PEX：通过部分执行的记忆有效的微控制器深度学习

论文标题

PEX：通过部分执行的记忆有效的微控制器深度学习

Pex: Memory-efficient Microcontroller Deep Learning through Partial Execution

论文作者

Liberis, Edgar, Lane, Nicholas D.

论文摘要

可以通过利用在设备深度学习的情况下，可以使嵌入式和IoT设备在很大程度上由微控制器单元（MCUS）提供动力。 MCU神经网络推断的主要挑战之一是芯片上的读写量极有限（SRAM，<512 kb）。 SRAM被神经网络层（操作员）输入和输出缓冲区消耗，传统上，该缓冲区必须在内存（物质化）中才能执行操作员。

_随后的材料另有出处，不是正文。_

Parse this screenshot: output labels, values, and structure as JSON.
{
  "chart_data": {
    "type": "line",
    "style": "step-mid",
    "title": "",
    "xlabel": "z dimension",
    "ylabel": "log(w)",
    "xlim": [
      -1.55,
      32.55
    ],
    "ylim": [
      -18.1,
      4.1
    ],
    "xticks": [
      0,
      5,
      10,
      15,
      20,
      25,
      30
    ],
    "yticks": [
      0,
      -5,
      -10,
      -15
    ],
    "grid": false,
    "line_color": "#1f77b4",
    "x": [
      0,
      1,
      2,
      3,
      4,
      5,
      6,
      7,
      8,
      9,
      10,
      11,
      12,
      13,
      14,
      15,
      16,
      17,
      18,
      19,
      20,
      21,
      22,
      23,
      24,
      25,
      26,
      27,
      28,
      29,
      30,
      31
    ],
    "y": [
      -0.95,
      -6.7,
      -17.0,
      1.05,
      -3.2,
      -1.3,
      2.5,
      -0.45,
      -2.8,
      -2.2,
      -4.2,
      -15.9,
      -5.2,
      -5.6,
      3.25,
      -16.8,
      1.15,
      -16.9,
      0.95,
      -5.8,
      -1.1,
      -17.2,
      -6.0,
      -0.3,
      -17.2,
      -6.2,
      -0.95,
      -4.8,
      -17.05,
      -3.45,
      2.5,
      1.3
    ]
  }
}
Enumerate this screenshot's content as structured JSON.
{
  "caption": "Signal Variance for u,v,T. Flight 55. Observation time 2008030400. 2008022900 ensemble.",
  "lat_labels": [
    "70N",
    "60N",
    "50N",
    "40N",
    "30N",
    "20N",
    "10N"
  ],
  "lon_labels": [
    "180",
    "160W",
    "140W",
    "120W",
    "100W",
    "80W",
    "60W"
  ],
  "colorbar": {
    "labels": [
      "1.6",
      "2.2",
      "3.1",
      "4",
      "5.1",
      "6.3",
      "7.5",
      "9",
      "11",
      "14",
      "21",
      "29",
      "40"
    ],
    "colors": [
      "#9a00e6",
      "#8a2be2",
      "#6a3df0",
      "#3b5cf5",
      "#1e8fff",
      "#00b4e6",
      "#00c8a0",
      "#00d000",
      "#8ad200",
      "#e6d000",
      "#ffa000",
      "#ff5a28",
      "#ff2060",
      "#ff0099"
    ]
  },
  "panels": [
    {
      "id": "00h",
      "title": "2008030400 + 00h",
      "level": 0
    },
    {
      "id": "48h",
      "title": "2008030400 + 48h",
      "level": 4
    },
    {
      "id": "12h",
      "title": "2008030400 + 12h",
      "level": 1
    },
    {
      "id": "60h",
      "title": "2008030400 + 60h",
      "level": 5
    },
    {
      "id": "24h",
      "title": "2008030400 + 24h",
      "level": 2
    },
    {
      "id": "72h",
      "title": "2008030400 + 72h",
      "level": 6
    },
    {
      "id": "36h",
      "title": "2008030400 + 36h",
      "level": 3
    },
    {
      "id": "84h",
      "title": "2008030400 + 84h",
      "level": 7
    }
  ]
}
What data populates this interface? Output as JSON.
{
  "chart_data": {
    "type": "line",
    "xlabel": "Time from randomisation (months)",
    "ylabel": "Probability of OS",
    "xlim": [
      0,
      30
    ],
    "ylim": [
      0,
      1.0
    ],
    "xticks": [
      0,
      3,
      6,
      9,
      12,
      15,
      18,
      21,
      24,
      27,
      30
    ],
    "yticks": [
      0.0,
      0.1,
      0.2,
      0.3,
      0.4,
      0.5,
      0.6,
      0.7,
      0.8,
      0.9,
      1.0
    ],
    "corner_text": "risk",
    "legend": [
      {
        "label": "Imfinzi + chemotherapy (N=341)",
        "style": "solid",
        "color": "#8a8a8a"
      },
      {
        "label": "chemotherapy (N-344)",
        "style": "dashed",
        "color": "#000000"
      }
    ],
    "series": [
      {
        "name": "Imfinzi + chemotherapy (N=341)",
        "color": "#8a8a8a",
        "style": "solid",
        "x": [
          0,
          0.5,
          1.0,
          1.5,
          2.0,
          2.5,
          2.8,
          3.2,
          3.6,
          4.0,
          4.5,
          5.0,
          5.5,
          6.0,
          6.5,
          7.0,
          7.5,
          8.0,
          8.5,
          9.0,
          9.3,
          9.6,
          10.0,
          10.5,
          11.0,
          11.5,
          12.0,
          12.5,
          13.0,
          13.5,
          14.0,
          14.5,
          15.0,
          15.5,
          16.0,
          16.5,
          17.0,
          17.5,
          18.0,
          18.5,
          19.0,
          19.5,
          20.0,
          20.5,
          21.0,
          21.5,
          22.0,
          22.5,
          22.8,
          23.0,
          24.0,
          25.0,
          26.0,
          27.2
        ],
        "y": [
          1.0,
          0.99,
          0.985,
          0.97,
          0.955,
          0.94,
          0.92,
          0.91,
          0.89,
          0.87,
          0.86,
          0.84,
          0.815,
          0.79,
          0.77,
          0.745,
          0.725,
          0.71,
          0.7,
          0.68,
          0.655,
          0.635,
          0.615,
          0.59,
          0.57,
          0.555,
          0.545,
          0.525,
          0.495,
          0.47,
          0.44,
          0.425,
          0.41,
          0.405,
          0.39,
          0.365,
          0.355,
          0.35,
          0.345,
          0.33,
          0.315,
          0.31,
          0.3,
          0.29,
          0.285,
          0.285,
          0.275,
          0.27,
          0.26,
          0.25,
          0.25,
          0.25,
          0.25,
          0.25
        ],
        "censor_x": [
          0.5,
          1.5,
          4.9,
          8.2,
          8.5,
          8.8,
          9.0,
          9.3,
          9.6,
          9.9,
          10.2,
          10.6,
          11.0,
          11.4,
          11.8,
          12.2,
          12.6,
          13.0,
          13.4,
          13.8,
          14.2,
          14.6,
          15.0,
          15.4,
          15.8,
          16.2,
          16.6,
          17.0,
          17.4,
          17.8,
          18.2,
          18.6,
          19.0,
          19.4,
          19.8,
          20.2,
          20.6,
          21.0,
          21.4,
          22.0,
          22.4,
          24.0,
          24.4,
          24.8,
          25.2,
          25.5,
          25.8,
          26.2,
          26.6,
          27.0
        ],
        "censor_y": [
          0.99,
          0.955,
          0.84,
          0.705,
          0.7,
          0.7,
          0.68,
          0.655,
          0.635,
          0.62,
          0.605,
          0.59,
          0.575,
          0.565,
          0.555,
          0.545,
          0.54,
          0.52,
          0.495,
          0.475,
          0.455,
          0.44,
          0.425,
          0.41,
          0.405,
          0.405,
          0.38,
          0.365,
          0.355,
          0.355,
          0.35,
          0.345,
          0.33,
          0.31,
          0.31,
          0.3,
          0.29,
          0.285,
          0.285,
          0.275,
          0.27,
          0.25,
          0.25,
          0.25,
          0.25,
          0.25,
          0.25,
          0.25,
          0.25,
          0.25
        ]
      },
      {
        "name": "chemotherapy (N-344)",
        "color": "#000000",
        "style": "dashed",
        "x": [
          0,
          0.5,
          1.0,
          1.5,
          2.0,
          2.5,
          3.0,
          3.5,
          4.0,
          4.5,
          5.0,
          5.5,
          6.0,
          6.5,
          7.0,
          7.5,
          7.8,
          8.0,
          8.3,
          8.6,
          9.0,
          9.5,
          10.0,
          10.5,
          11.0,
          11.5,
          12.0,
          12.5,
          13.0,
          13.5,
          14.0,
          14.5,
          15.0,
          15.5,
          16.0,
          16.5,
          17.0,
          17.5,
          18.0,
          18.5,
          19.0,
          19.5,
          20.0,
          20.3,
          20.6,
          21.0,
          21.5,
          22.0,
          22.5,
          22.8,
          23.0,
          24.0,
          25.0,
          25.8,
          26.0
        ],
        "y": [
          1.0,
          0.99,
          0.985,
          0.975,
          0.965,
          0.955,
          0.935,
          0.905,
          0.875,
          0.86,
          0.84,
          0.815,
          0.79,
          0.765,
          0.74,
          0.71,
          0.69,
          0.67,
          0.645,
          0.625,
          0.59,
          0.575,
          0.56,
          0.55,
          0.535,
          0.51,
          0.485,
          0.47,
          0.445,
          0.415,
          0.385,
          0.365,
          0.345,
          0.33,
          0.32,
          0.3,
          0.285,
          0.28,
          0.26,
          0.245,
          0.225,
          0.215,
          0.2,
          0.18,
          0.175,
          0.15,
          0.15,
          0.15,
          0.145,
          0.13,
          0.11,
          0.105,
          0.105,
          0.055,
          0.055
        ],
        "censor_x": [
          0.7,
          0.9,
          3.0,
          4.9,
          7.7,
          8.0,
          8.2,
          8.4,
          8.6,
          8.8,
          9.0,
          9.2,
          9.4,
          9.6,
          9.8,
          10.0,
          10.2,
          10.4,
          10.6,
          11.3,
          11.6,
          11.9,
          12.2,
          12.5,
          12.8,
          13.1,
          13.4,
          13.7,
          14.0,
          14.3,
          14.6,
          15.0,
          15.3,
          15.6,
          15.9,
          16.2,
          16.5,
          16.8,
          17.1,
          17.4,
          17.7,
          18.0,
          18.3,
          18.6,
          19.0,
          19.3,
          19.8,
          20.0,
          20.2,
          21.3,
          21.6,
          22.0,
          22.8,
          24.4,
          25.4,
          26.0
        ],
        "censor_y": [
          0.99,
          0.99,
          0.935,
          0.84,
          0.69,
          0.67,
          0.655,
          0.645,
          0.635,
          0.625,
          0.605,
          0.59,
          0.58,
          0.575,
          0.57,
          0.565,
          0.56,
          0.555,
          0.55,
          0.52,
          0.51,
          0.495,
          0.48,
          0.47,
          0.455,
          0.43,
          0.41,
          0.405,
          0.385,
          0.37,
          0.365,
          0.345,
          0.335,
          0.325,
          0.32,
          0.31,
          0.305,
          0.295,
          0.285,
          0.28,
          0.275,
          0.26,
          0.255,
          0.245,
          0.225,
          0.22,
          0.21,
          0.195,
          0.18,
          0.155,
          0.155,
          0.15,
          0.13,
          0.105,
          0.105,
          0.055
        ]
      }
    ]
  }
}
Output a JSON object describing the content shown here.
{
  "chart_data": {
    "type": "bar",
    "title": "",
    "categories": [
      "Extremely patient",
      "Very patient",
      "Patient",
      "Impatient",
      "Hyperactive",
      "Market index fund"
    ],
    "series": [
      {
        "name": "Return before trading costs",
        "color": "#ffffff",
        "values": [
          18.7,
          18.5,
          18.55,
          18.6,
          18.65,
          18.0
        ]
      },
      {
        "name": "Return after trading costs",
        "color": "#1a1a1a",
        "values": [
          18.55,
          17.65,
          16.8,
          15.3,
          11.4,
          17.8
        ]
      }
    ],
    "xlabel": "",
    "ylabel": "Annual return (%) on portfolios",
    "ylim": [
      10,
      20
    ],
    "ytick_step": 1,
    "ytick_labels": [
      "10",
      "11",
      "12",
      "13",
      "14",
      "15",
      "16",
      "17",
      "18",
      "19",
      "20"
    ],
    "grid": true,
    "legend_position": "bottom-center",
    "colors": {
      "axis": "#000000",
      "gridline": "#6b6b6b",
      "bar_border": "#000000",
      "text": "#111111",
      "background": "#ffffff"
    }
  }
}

我们讨论了微控制器深度学习的一种新颖的执行范式，该范式修改了神经网络的执行，以避免在内存中实现完整的缓冲区，从而大大降低了SRAM使用情况，而没有计算开销。这是通过利用操作员的性能来实现的，该操作员一次可以一次消耗/产生其输入/输出的一部分。我们描述了一个部分执行编译器PEX，该编译器通过识别可以沿功能（“通道”）维度拆分执行的操作员的子图来自动产生内存有效的执行时间表。通过使用结构化修剪来靶向内存瓶颈，可以进一步减少内存使用量，从而导致网络体系结构的共同设计及其执行时间表。我们对图像和音频分类模型的评估：（a）在低SRAM使用方案中建立最先进的性能，以提高精度升高 +2.9％；（b）发现，通过单独使用部分执行或使用编译器 - 预拆式共同设计时，可以通过单独使用部分执行或最高10.5倍来减少4倍的内存，同时与先前的工作相比保持分类准确性；（c）使用恢复的SRAM来处理更高的分辨率输入，将视觉唤醒单词的精度提高高达 +3.9％。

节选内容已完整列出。